Conçue à l’origine comme un système mixte public-privé pour stimuler l’investissement, modérer les dépenses et maintenir le très haut niveau du système de santé helvétique, la LAmal était surtout soucieuse d’éviter les dérives bureaucratiques du NHS britannique ou de la « Sécu » française, les deux repoussoirs le plus souvent cités. Compromis typiquement helvétique, elle oblige de fait les individus à s’assurer, mais ils ne peuvent le faire que chez des assureurs, plusieurs dizaines, qui se livrent une féroce guerre à la conquête de nouveaux clients, en chassant les « bons risques ». Les jeunes en bonne santé obtiennent ainsi de bons tarifs.

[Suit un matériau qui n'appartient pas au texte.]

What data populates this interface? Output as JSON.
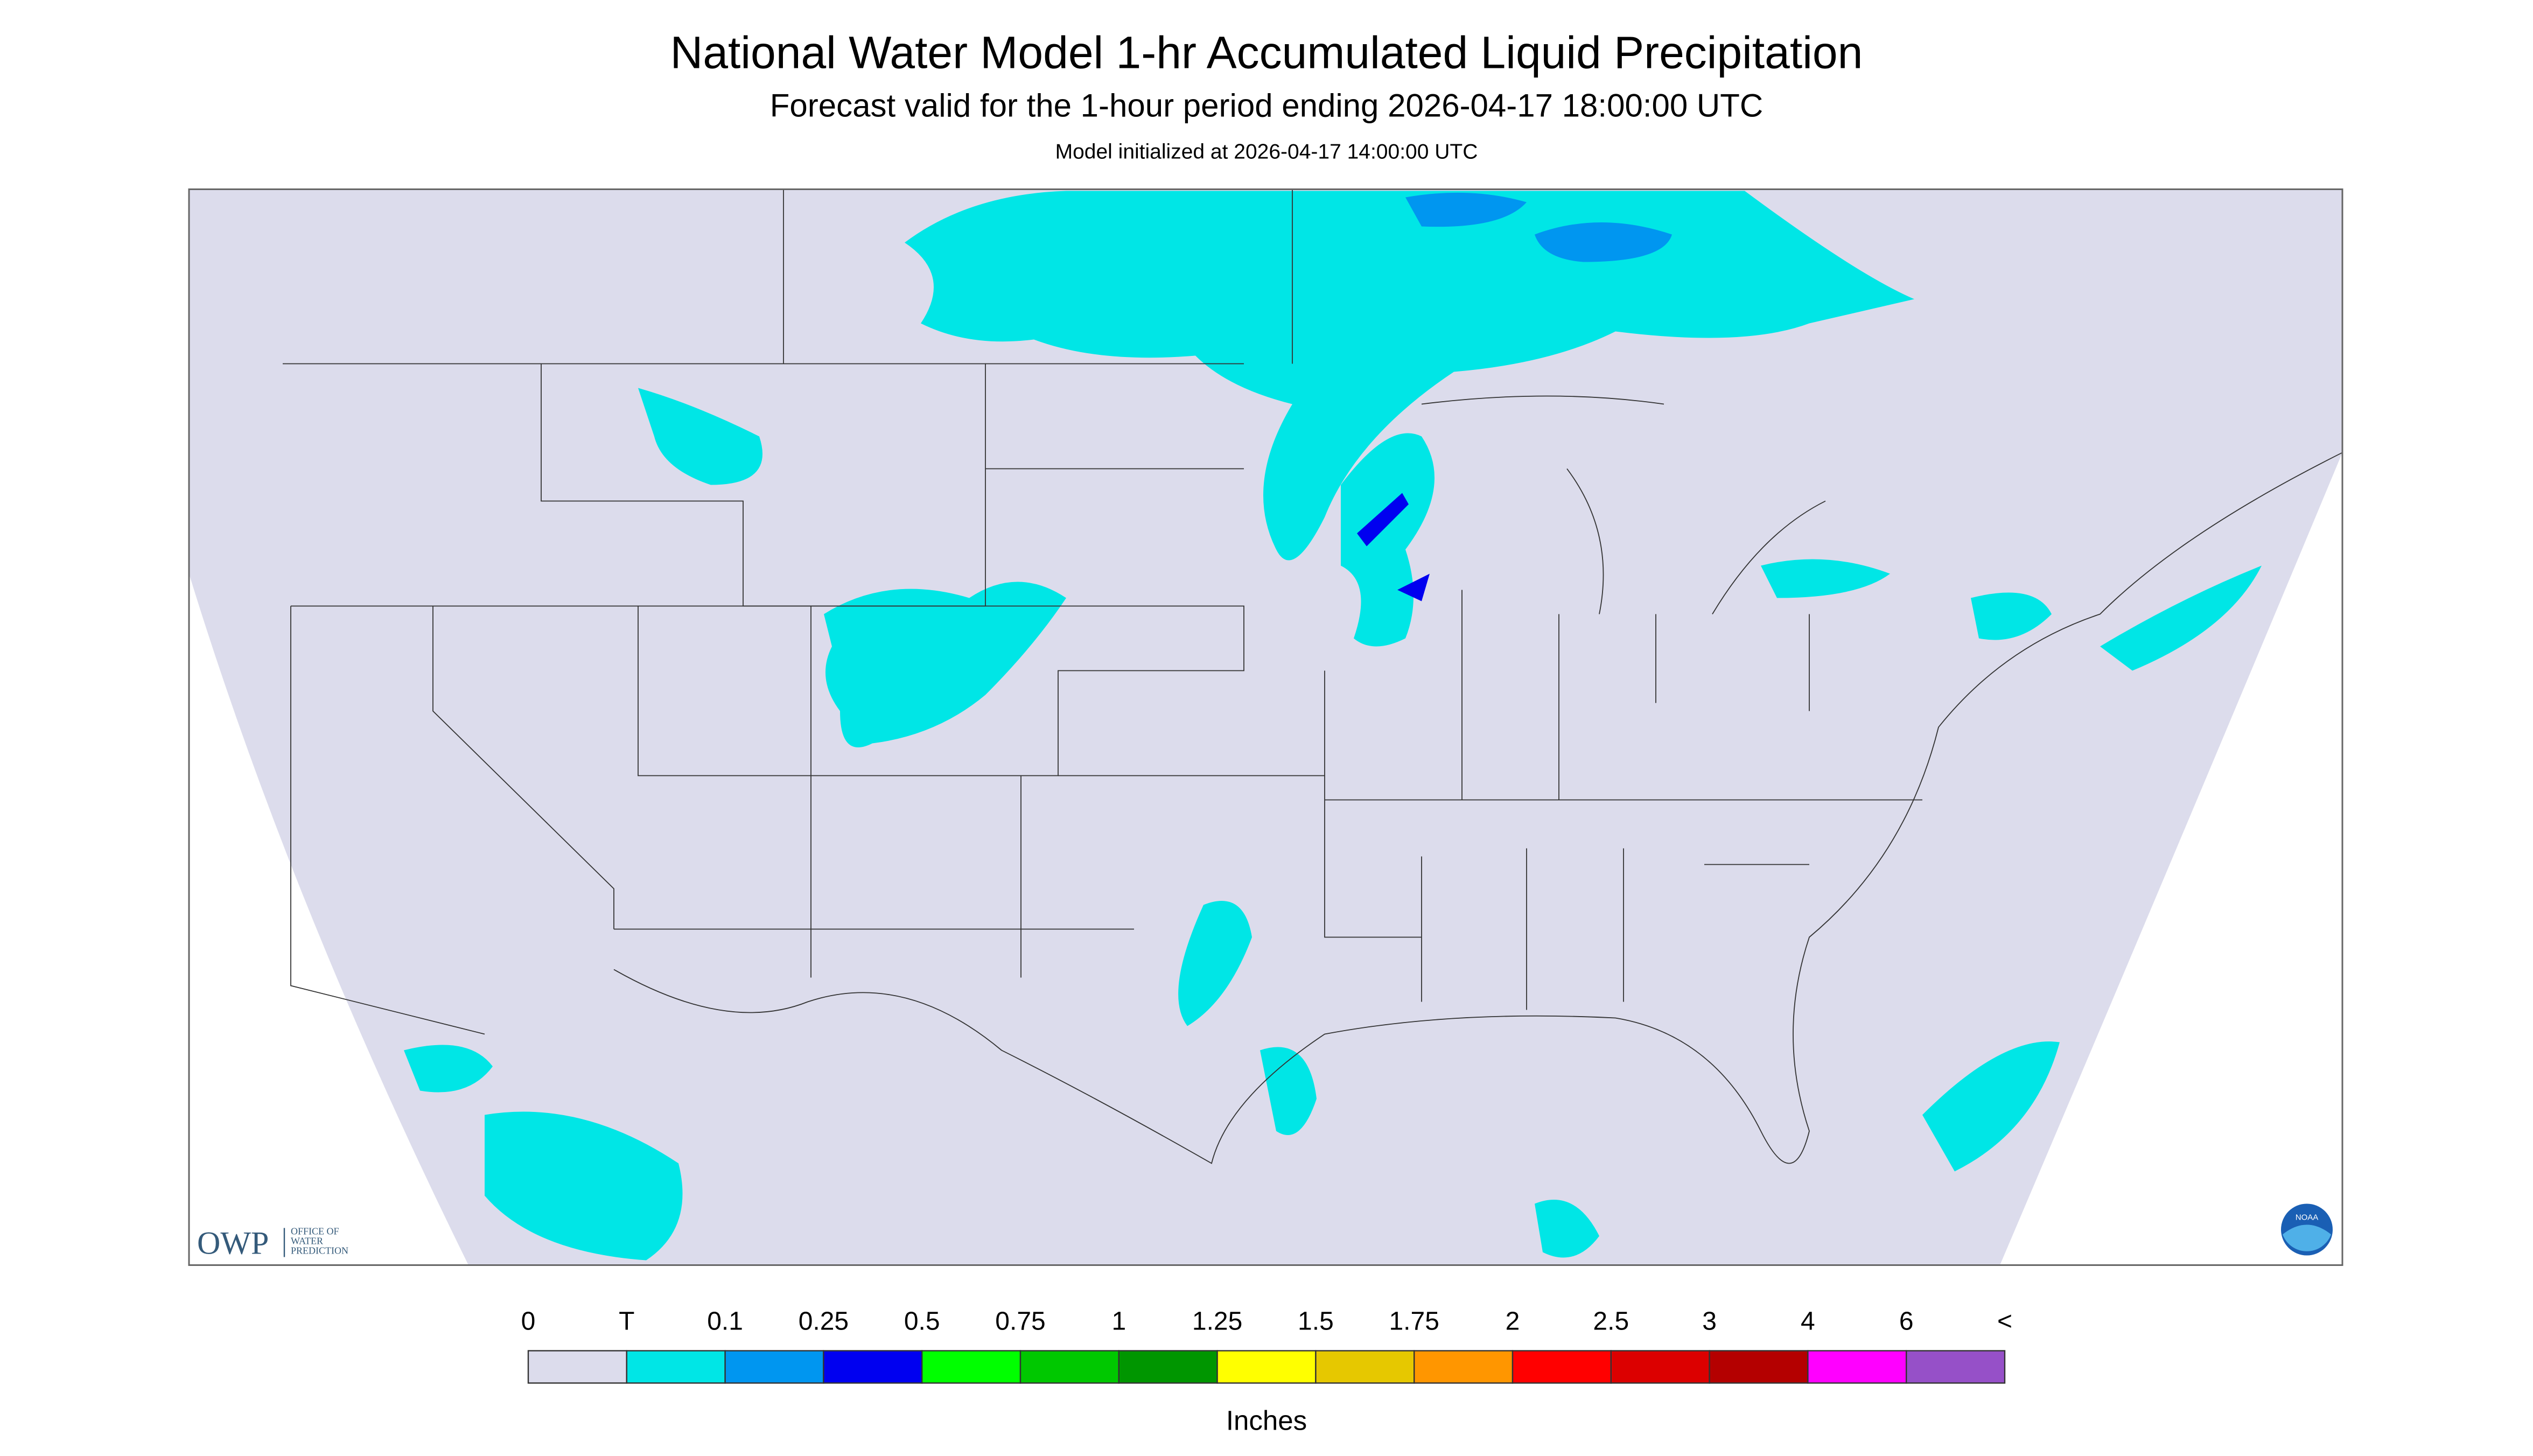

Dans les faits, les différences tarifaires sont infimes. C’est d’abord le code postal qui fait foi. Les Romands (qui gagnent pourtant moins) paient davantage que les Alémaniques, les citadins que les campagnards, les vieux que les jeunes. Système hautement inégalitaire selon les uns, qui responsabilise face à la dépense médicale superflue pour les autres, il n’est en fait que semi-mutualisé. Les actuaires sont parvenus à affiner leurs calculs de coûts et de rendements à un niveau qui permet de différencier les primes non seulement en fonction du sexe et de l’âge, mais aussi du canton et même de la commune de résidence. En clair, et en grossissant un peu le trait, les solides habitants d’un village du canton rural d’Appenzell, qui geignent moins, n’ont jamais vu de psy et se soignent avec des herbes naturelles, paient leur assurance quatre fois moins cher que les habitants mal en point de la métropole de Bâle.

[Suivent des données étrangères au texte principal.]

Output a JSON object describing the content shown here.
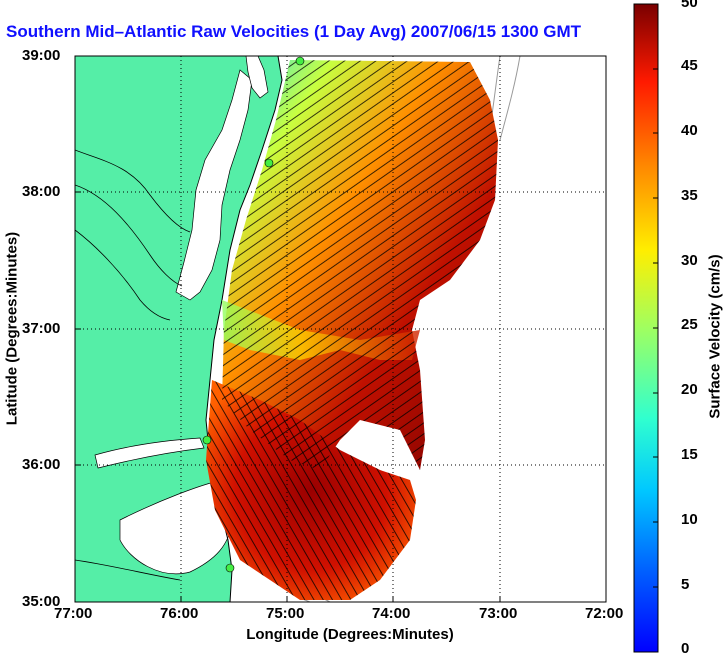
{
  "title": "Southern Mid–Atlantic Raw Velocities (1 Day Avg) 2007/06/15 1300 GMT",
  "xlabel": "Longitude (Degrees:Minutes)",
  "ylabel": "Latitude (Degrees:Minutes)",
  "x_ticks": [
    "77:00",
    "76:00",
    "75:00",
    "74:00",
    "73:00",
    "72:00"
  ],
  "y_ticks": [
    "39:00",
    "38:00",
    "37:00",
    "36:00",
    "35:00"
  ],
  "colorbar": {
    "label": "Surface Velocity (cm/s)",
    "ticks": [
      "0",
      "5",
      "10",
      "15",
      "20",
      "25",
      "30",
      "35",
      "40",
      "45",
      "50"
    ],
    "min": 0,
    "max": 50
  },
  "colors": {
    "land": "#55eea7",
    "water": "#ffffff",
    "station": "#44ee44",
    "title": "#1010ff"
  }
}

Ces nuances prêteraient à sourire si le marché de l’assurance-maladie ne restait pas d’une rare opacité sur la transparence des coûts et bénéfices réels, « grâce au travail des lobbys au Parlement », comme le soulevait le politicien centriste Gerhard Pfister. Les actionnaires des assureurs privés, tous très rentables, n’ont par exemple jamais critiqué le système actuel.

« Tourisme » entre les caisses-maladie

Les clients, eux, ont toutefois la possibilité de changer d’assurance chaque année après l’annonce de la hausse des prix. Ce qui donne lieu entre octobre et décembre à un « tourisme » entre les caisses, que la Confédération encourage d’ailleurs pour stimuler la concurrence dans le secteur. Plusieurs sites en ligne de « comparateurs de primes » permettent en théorie de se faire une idée de l’offre. Ce qui donne souvent lieu à des transhumances cocasses.

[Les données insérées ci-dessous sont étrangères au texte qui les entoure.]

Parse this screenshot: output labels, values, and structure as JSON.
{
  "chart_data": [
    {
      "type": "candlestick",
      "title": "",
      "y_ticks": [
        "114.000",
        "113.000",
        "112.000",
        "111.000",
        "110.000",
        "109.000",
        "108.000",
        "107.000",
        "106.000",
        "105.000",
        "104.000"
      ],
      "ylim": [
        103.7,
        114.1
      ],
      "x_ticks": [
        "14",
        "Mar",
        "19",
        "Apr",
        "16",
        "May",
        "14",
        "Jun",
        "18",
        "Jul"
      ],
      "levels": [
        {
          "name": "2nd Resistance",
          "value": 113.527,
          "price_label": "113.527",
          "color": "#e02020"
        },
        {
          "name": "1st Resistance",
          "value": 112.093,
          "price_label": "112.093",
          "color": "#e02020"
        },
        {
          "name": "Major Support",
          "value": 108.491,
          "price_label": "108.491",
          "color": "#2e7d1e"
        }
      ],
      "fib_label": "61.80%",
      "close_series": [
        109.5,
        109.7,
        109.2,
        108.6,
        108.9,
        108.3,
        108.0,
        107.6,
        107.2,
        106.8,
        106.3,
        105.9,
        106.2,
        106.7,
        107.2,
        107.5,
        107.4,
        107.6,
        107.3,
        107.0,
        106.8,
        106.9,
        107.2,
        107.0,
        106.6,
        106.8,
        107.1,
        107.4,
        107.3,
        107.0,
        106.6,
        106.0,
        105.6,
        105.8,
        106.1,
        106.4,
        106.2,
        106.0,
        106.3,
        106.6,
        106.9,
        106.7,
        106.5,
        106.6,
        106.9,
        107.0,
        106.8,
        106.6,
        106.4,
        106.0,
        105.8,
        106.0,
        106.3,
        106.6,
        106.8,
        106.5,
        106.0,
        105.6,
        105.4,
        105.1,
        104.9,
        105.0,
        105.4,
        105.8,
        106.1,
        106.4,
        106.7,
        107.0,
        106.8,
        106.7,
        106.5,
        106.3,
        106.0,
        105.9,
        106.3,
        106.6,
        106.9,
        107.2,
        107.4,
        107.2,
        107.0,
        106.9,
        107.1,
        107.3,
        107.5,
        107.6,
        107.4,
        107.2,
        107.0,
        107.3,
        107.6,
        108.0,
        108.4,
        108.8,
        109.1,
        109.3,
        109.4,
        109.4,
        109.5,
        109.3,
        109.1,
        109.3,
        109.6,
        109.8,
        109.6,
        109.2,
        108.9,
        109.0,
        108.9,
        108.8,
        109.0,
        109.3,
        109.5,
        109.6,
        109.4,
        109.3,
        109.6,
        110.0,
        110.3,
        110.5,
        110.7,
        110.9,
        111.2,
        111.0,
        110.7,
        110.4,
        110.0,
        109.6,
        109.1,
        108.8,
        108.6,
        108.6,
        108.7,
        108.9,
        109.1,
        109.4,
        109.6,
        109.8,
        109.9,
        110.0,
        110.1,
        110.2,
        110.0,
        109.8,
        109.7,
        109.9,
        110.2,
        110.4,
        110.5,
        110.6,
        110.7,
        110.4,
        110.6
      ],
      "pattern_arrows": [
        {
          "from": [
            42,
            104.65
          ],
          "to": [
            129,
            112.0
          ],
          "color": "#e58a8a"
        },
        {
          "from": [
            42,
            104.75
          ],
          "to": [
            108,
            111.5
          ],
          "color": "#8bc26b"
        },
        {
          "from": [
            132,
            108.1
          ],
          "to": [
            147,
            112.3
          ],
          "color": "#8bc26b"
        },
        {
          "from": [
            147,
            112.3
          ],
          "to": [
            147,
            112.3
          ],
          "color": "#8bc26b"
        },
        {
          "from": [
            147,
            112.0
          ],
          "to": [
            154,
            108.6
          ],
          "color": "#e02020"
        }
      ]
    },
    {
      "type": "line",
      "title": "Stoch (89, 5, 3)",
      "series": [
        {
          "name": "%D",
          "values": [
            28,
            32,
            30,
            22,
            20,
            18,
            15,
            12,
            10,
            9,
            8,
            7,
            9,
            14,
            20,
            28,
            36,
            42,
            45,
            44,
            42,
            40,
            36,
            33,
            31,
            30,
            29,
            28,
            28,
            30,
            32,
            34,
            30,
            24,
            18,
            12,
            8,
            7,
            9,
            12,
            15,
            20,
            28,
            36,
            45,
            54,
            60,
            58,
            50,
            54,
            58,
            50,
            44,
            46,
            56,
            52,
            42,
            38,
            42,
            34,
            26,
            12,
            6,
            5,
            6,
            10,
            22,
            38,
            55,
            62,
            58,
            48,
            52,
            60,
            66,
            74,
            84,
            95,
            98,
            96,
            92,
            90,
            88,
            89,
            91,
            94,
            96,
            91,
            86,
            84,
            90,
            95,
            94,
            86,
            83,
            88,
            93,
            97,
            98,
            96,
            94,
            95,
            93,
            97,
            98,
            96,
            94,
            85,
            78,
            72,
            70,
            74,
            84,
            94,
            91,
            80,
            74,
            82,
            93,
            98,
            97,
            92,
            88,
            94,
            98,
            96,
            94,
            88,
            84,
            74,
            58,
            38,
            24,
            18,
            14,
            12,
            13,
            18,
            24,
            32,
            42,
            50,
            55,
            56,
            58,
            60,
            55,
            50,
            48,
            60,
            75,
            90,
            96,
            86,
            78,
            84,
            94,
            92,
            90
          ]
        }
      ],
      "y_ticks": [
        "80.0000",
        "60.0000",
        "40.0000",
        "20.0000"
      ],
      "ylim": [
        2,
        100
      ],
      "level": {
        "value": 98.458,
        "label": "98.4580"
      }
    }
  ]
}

L’an dernier, la petite caisse KPT a ainsi vu affluer 200 000 nouveaux assurés (+ 50 %) après que ses tarifs se sont avérés les plus séduisants. Ce qu’elle n’avait ni prévu, ni souhaité : le nouveau bataillon a failli provoquer l’effondrement de sa structure administrative. Un quart des assurés suisses ont changé de caisse fin 2022. « Après avoir longtemps subi les hausses de coûts sans systématiquement changer de caisse, l’assuré compare et agit en devenant ainsi lui aussi un acteur du système de santé », dit Loïc Mühlemann, porte-parole de Groupe Mutuel, le numéro deux du secteur en Suisse.

A chaque fois que les partis de gauche ont présenté des projets de création d’une caisse publique unique, avec des primes indexées sur les revenus pour davantage de solidarité entre les citoyens, ils ont été battus dans les urnes. En 2007, 71 % de non. En 2014, encore 62 % de refus. La prochaine fois sera-t-elle la bonne ? Le Parti socialiste a lancé une initiative pour limiter le fardeau des primes à 10 % du revenu d’un ménage en 2024. La Suisse est le pays européen où les dépenses sociales sont les plus faibles (16 % du PIB). Le pays est riche, les revenus élevés, mais cela ne suffit plus. Un tiers des ménages ont désormais besoin du soutien financier de l’Etat pour parvenir à payer ses primes d’assurance-maladie.